Sister Andrea decided to toast several ingredients such as ancho chile, mulato chile, chipotle chile, and pasilla chile in a pan with lard; she toasted sesame seeds on a griddle and ground pepper, cloves, peanuts, cinnamon, almonds, anise, and cumin in a mortar; later, she added two slabs of monjil chocolate to the mixture. In another mortar, she crushed roasted garlic, onions and tomatoes, and mixed all the ingredients.

Finally, sister Andrea put the mixture on the fire in a clay pot and added the pieces of a turkey that she had previously cooked.
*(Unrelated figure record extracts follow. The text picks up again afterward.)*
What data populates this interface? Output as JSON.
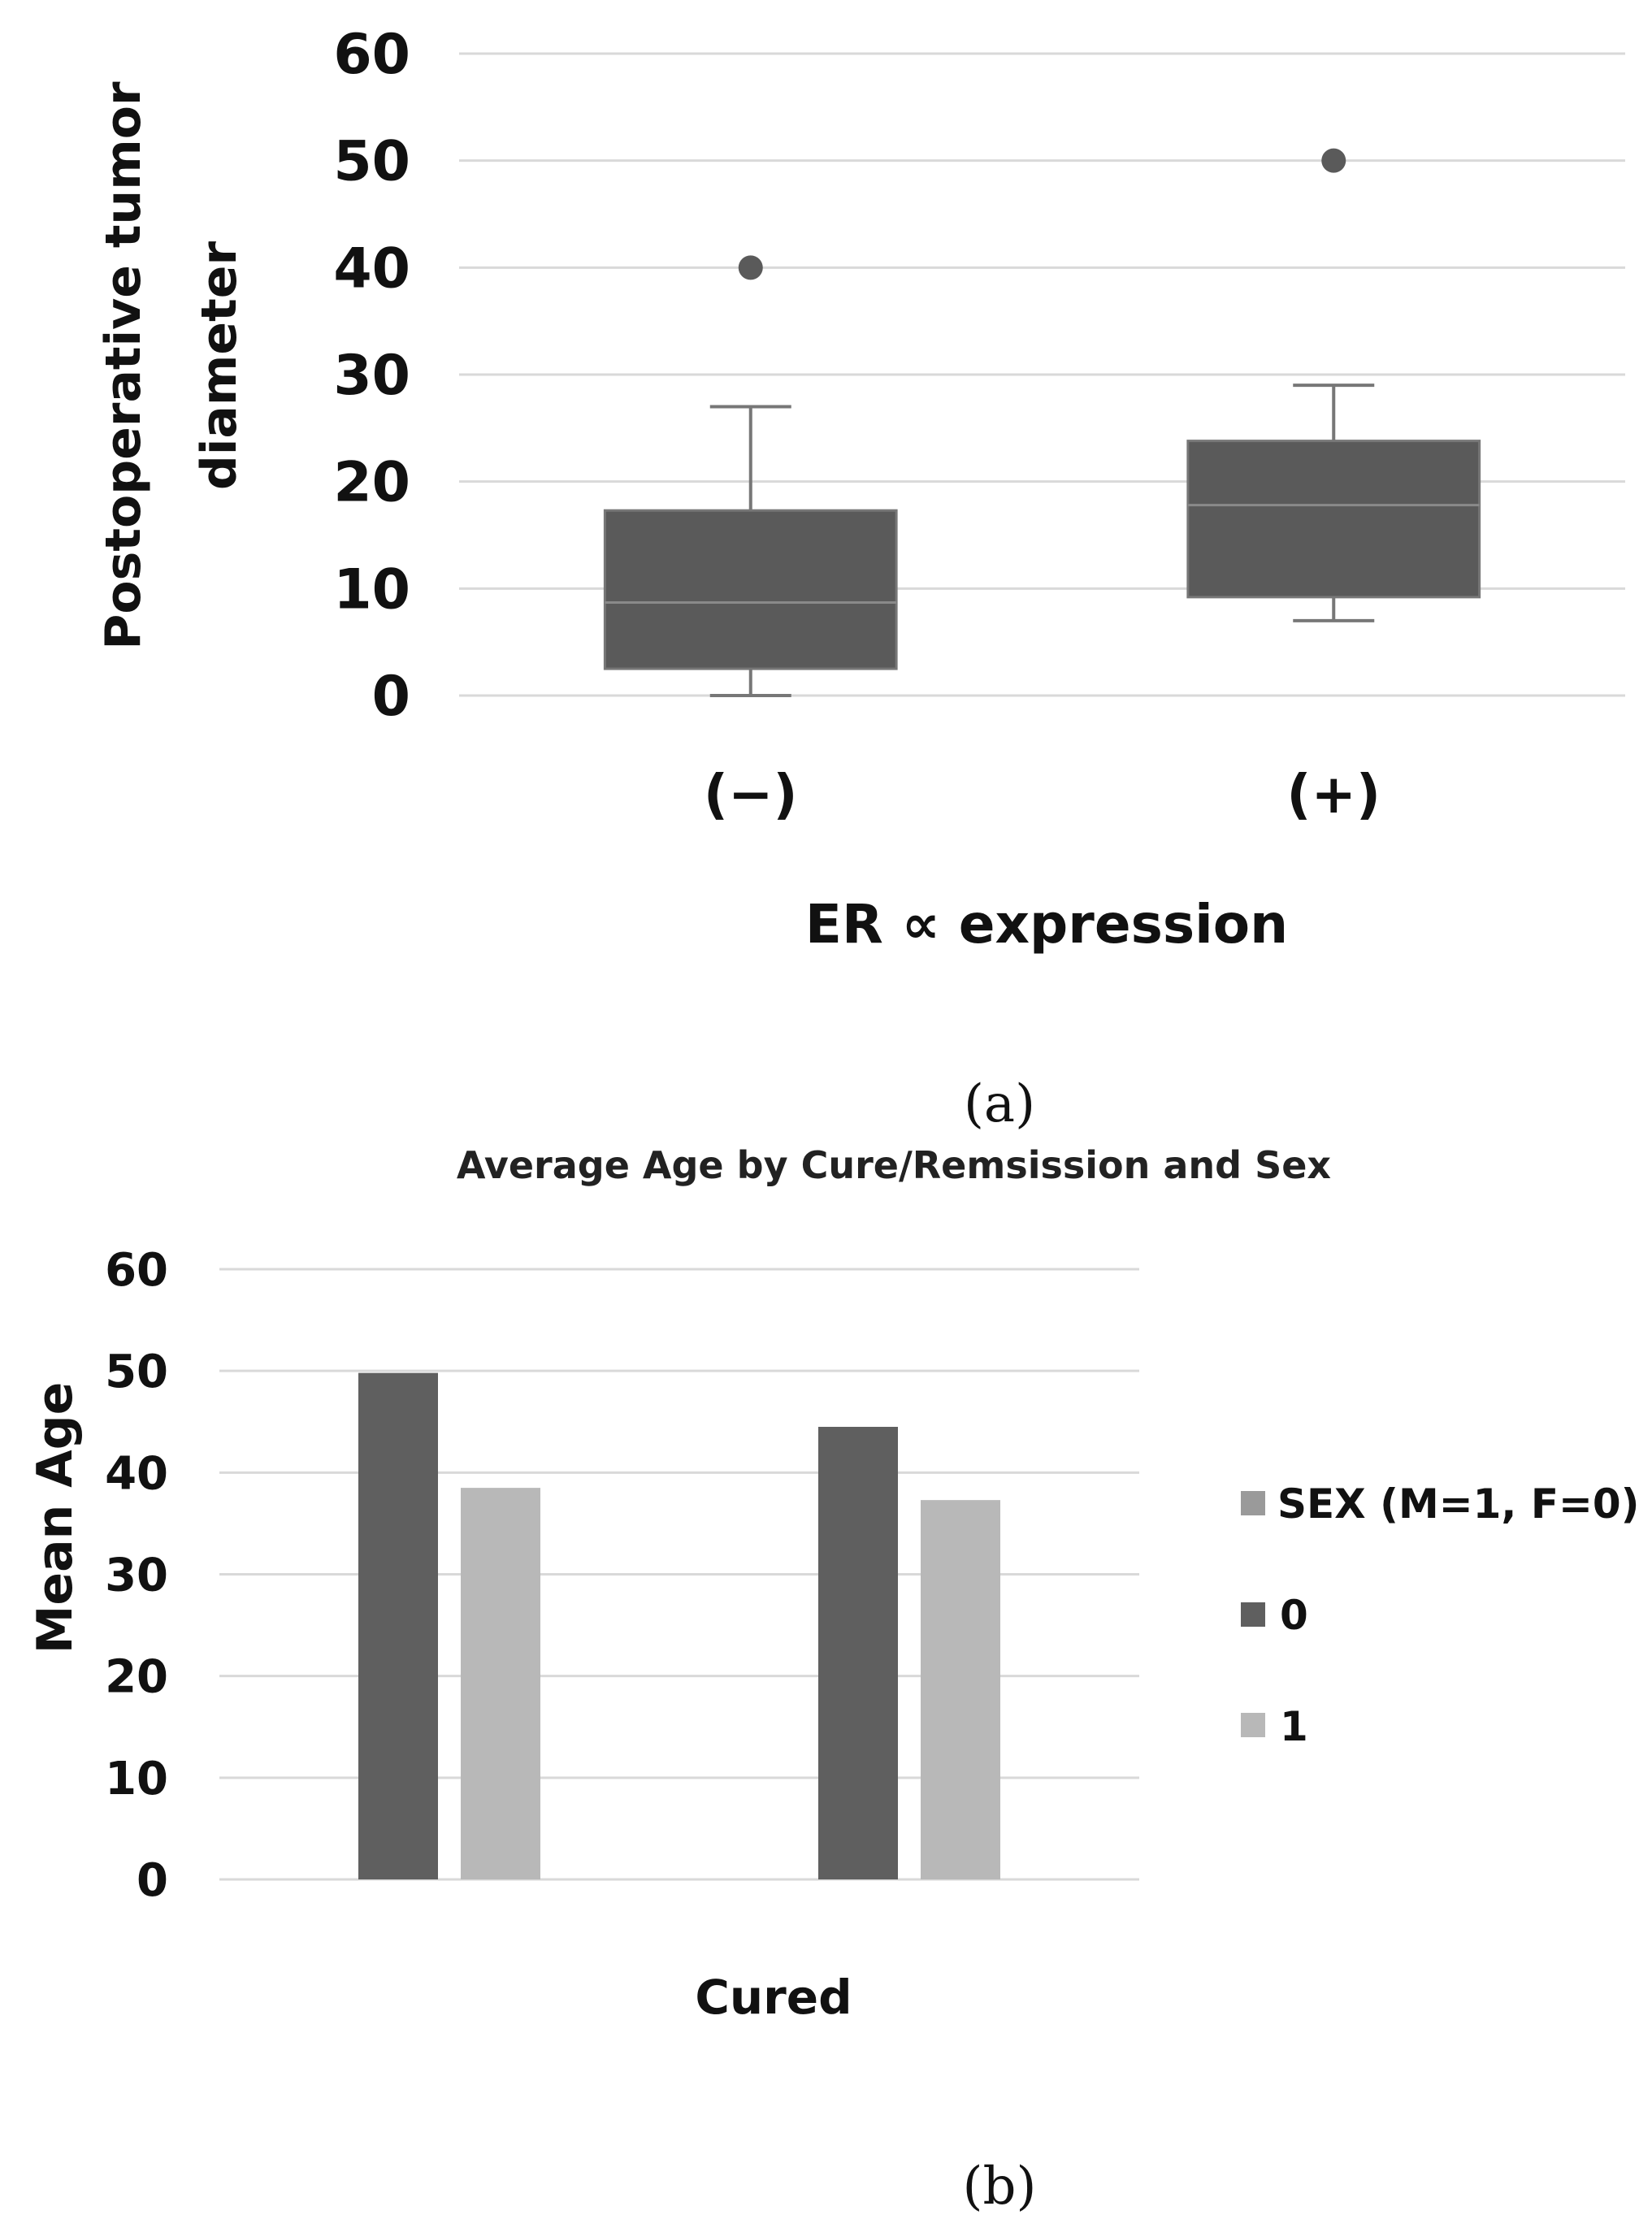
{
  "chart_data": [
    {
      "type": "box",
      "panel_label": "(a)",
      "title": "",
      "xlabel": "ER ∝  expression",
      "ylabel_lines": [
        "Postoperative tumor",
        "diameter"
      ],
      "ylim": [
        0,
        60
      ],
      "yticks": [
        0,
        10,
        20,
        30,
        40,
        50,
        60
      ],
      "grid": true,
      "categories": [
        "(−)",
        "(+)"
      ],
      "boxes": [
        {
          "name": "(−)",
          "whisker_low": 0,
          "q1": 2.5,
          "median": 8.7,
          "q3": 17.3,
          "whisker_high": 27,
          "outliers": [
            40
          ]
        },
        {
          "name": "(+)",
          "whisker_low": 7,
          "q1": 9.2,
          "median": 17.8,
          "q3": 23.8,
          "whisker_high": 29,
          "outliers": [
            50
          ]
        }
      ],
      "colors": {
        "box": "#5a5a5a",
        "line": "#777777",
        "grid": "#d9d9d9"
      }
    },
    {
      "type": "bar",
      "panel_label": "(b)",
      "title": "Average Age by Cure/Remsission and Sex",
      "xlabel": "Cured",
      "ylabel": "Mean Age",
      "ylim": [
        0,
        60
      ],
      "yticks": [
        0,
        10,
        20,
        30,
        40,
        50,
        60
      ],
      "grid": true,
      "groups": [
        "",
        ""
      ],
      "series": [
        {
          "name": "0",
          "color": "#5f5f5f",
          "values": [
            49.8,
            44.5
          ]
        },
        {
          "name": "1",
          "color": "#b8b8b8",
          "values": [
            38.5,
            37.3
          ]
        }
      ],
      "legend": {
        "placement": "right",
        "title": "SEX (M=1, F=0)",
        "title_color": "#9a9a9a",
        "items": [
          "0",
          "1"
        ]
      }
    }
  ]
}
All the sisters of the convent were delighted when they tasted the stew and when the Viceroy and the guests tasted the exquisite dish, they were impressed by the delicious flavor and aroma.

Sister Marta was the one who named this dish mole, which in Nahuatl means sauce or stew. Another version says that when the dish was being prepared, one of the nuns said, “What a good mole, Sister,” in reference to how she was grinding the ingredients.

The Camote legend

It is said that in 1676, Angelina, a thirteen year old girl, was taken by her parents to the nuns of Santa Ines to be cloistered as a novice. As she performed her duties in the kitchen very well, she was appointed to be in charge of the pantry.

Photo: Agencia Enfoque

One time, Bishop Don Manuel Fernandez de Santa Cruz y Sahagun was coming to visit, so the mother superior wanted to give him a tasty treat and unknown to him, then Angelina decided to boil sweet potatoes in water over low heat and with them she made a consistent paste to which she added pineapple and sugar, let it cool and made some portions with the dough in the form of a bun, which she then decorated with vegetable paints.
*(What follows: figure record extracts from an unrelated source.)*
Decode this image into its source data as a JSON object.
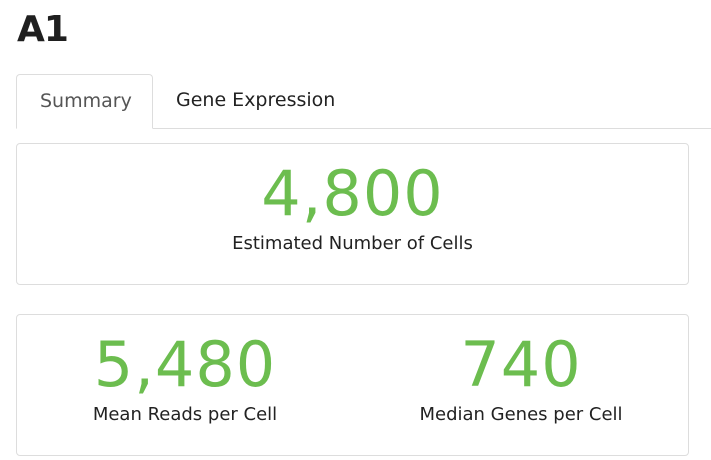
{
  "page": {
    "title": "A1"
  },
  "tabs": [
    {
      "label": "Summary",
      "active": true
    },
    {
      "label": "Gene Expression",
      "active": false
    }
  ],
  "summary": {
    "cells": {
      "value": "4,800",
      "label": "Estimated Number of Cells"
    },
    "reads": {
      "value": "5,480",
      "label": "Mean Reads per Cell"
    },
    "genes": {
      "value": "740",
      "label": "Median Genes per Cell"
    }
  },
  "colors": {
    "metric_value": "#6cbd4f",
    "border": "#dddddd"
  }
}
The Bishop tasted the exquisite sweets and asked the Mother Superior to give him a small box with some pieces.

Angelina was congratulated and sent to the Convent of Santa Rosa for a while.

Years later, she married and had several children, with whom she worked in a candy shop that they set up themselves next to the Convent of Santa Clara. In little cardboard boxes they placed the candies with a label that read “Camotes de Santa Clara”.